Regular check-ups with your local community nurse, GP or paediatrician for a weight and growth check to ensure your baby is growing and developing correctly is encouraged. Seek help and advice from your support team as soon as you feel there is a problem, early intervention always yields the best outcome.
If your breasts are very full and not “emptied” after full feedings, milk may spray after your baby comes off your breast satisfied. There are a number of symptoms you may see your baby experience if you have an oversupply of milk, these may include your baby:
- Having plenty of wet nappies;
- Having a lot of tummy aches and wind;
- Crying a lot especially after feeds and you notice your milk is flowing very quickly;
- Dropping off the breast and coughing as they can’t keep up with the flow.
This problem doesn’t usually last as your milk supply should adjust to how much milk your baby takes out.

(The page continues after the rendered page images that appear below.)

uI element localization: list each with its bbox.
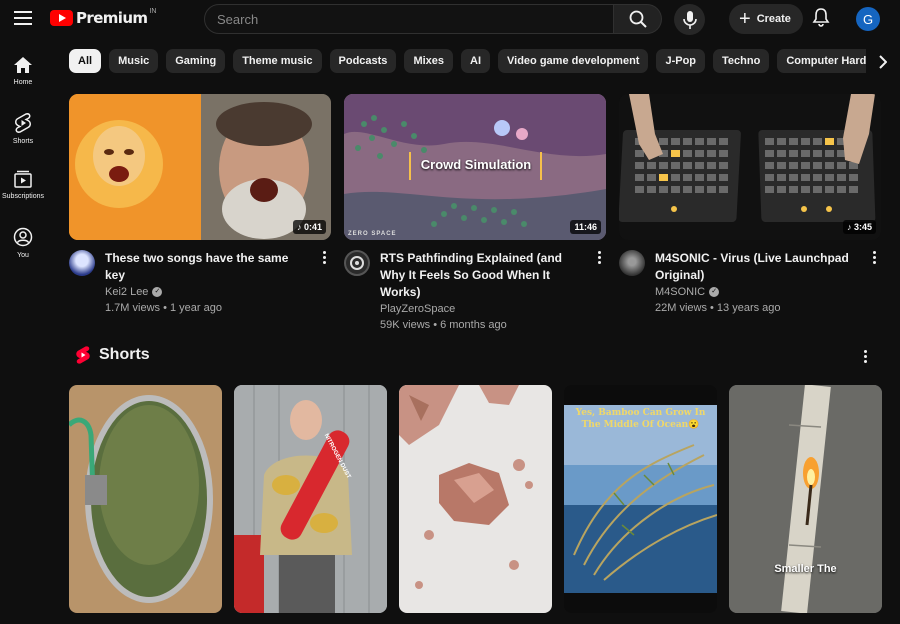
chip-video-game-development[interactable]: Video game development	[498, 49, 649, 73]
chip-ai[interactable]: AI	[461, 49, 491, 73]
thumbnail-watermark: ZERO SPACE	[348, 231, 397, 237]
thumbnail-caption: Crowd Simulation	[420, 157, 532, 172]
chevron-right-icon	[879, 55, 887, 69]
video-title[interactable]: M4SONIC - Virus (Live Launchpad Original…	[655, 250, 860, 284]
channel-name: PlayZeroSpace	[380, 303, 456, 315]
search-button[interactable]	[614, 4, 662, 34]
sidebar-item-label: Subscriptions	[1, 193, 45, 200]
you-icon	[13, 227, 33, 247]
video-menu-button[interactable]	[869, 251, 879, 266]
chips-next-button[interactable]	[866, 49, 900, 75]
bell-icon	[812, 8, 830, 27]
zero-space-logo-icon	[350, 256, 364, 270]
video-card: ♪ 3:45 M4SONIC - Virus (Live Launchpad O…	[619, 94, 881, 314]
mini-guide: Home Shorts Subscriptions You	[0, 48, 46, 276]
thumbnail-image	[69, 94, 331, 240]
shorts-menu-button[interactable]	[860, 350, 870, 365]
video-duration: ♪ 0:41	[292, 220, 326, 234]
short-card[interactable]: NITROGEN DUST	[234, 385, 387, 613]
create-button[interactable]: + Create	[729, 4, 803, 34]
video-thumbnail[interactable]: ♪ 0:41	[69, 94, 331, 240]
chip-techno[interactable]: Techno	[713, 49, 770, 73]
youtube-logo-icon	[50, 10, 73, 26]
channel-name-row[interactable]: PlayZeroSpace	[380, 303, 585, 315]
search-box	[204, 4, 614, 34]
chip-mixes[interactable]: Mixes	[404, 49, 454, 73]
video-stats: 1.7M views • 1 year ago	[105, 302, 222, 314]
channel-avatar[interactable]	[344, 250, 370, 276]
short-thumbnail	[69, 385, 222, 613]
shorts-shelf-header: Shorts	[76, 346, 150, 364]
chip-gaming[interactable]: Gaming	[166, 49, 226, 73]
short-card[interactable]: Yes, Bamboo Can Grow In The Middle Of Oc…	[564, 385, 717, 613]
region-code: IN	[149, 7, 157, 15]
sidebar-item-you[interactable]: You	[0, 219, 46, 276]
shorts-title: Shorts	[99, 346, 150, 363]
notifications-button[interactable]	[812, 7, 830, 32]
create-label: Create	[756, 13, 791, 25]
video-title[interactable]: RTS Pathfinding Explained (and Why It Fe…	[380, 250, 585, 301]
short-card[interactable]	[399, 385, 552, 613]
chip-music[interactable]: Music	[109, 49, 159, 73]
search-input[interactable]	[217, 11, 613, 27]
video-card: ♪ 0:41 These two songs have the same key…	[69, 94, 331, 314]
channel-name: Kei2 Lee	[105, 286, 149, 298]
short-caption: Smaller The	[774, 563, 837, 575]
sidebar-item-home[interactable]: Home	[0, 48, 46, 105]
video-menu-button[interactable]	[319, 251, 329, 266]
chip-theme-music[interactable]: Theme music	[233, 49, 322, 73]
thumbnail-image	[619, 94, 881, 240]
sidebar-item-label: Home	[13, 79, 33, 86]
voice-search-button[interactable]	[674, 4, 705, 35]
chip-j-pop[interactable]: J-Pop	[656, 49, 706, 73]
search-icon	[629, 10, 647, 28]
short-thumbnail	[399, 385, 552, 613]
account-avatar[interactable]: G	[856, 7, 880, 31]
video-stats: 59K views • 6 months ago	[380, 319, 507, 331]
video-thumbnail[interactable]: ♪ 3:45	[619, 94, 881, 240]
youtube-premium-logo[interactable]: Premium IN	[50, 7, 157, 27]
shorts-icon	[15, 113, 31, 133]
video-card: Crowd Simulation ZERO SPACE 11:46 RTS Pa…	[344, 94, 606, 331]
shorts-logo-icon	[76, 346, 90, 364]
verified-check-icon: ✓	[709, 287, 720, 297]
video-thumbnail[interactable]: Crowd Simulation ZERO SPACE 11:46	[344, 94, 606, 240]
channel-avatar[interactable]	[619, 250, 645, 276]
channel-name-row[interactable]: M4SONIC ✓	[655, 286, 860, 298]
sidebar-item-shorts[interactable]: Shorts	[0, 105, 46, 162]
video-title[interactable]: These two songs have the same key	[105, 250, 310, 284]
video-stats: 22M views • 13 years ago	[655, 302, 781, 314]
filter-chips: All Music Gaming Theme music Podcasts Mi…	[69, 49, 900, 75]
microphone-icon	[682, 10, 697, 29]
chip-podcasts[interactable]: Podcasts	[329, 49, 397, 73]
logo-text: Premium	[76, 9, 148, 27]
verified-check-icon: ✓	[152, 287, 163, 297]
sidebar-item-label: You	[17, 252, 29, 259]
sidebar-item-label: Shorts	[12, 138, 34, 145]
video-menu-button[interactable]	[594, 251, 604, 266]
short-card[interactable]	[69, 385, 222, 613]
chip-all[interactable]: All	[69, 49, 102, 73]
channel-avatar[interactable]	[69, 250, 95, 276]
video-duration: 11:46	[570, 220, 601, 234]
sidebar-item-subscriptions[interactable]: Subscriptions	[0, 162, 46, 219]
subscriptions-icon	[14, 170, 32, 188]
menu-icon[interactable]	[14, 11, 32, 25]
short-thumbnail	[234, 385, 387, 613]
top-bar: Premium IN + Create G	[0, 0, 900, 40]
short-card[interactable]: Smaller The	[729, 385, 882, 613]
channel-name: M4SONIC	[655, 286, 706, 298]
plus-icon: +	[739, 8, 751, 30]
video-duration: ♪ 3:45	[842, 220, 876, 234]
short-caption: Yes, Bamboo Can Grow In The Middle Of Oc…	[575, 408, 706, 430]
channel-name-row[interactable]: Kei2 Lee ✓	[105, 286, 310, 298]
short-thumbnail	[729, 385, 882, 613]
home-icon	[14, 57, 32, 73]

- If your breast is so engorged your baby finds it hard to latch on, expressing a little milk before the feed to soften the nipple may allow them to attach properly and drain the breast effectively;
- Increase your baby’s control of the milk flow by adjusting the feeding position to an upright football hold, side-lying hold or a laid-back feeding position.
- Feed from one breast per feeding session and pump the other breast only to provide comfort if it becomes uncomfortable between feedings. This may be less than a minute of pumping. Remember at the next feed to start with the alternate breast that is full.
- Take off your bra during feeds to assist with adequate drainage;
- Massage your breast gently while breastfeeding to assist with breast drainage;
- Express a little bit of milk after you feed if your breasts still feel full and uncomfortable. Just be mindful that if you keep doing this it may simply encourage your breast to continue to over produce your milk;
- Place a cold pack wrapped in cloth on your breast to relieve any pain after breastfeeding.
A baby may refuse the breast for several reasons and can occur at any age, during any feeding session, which can often be distressing for many breastfeeding mums. The good news is that it doesn’t usually last long and normally sorts itself out with some simple changes. Breast refusal may result if your baby is:
- Not actually hungry. Play with your baby for half an hour and wait for hunger signals and try feeding again.
- Over stimulated, over tired or distracted. Try sitting in a darkened quiet room and play some relaxing music.
- Uncomfortable or in pain. Try a new feeding position, give your baby a warm bath or rub their back to ease a tummy pain.
- Unwell and irritable. Check your baby’s temperature and seek medical help if elevated. Try feeding when your baby is first stirring or even still asleep.
- Affected by a change in the taste of your milk. This may be due to any new medication; or hormonal changes as your periods return; or if you have eaten something with a strong taste that your baby doesn’t enjoy yet.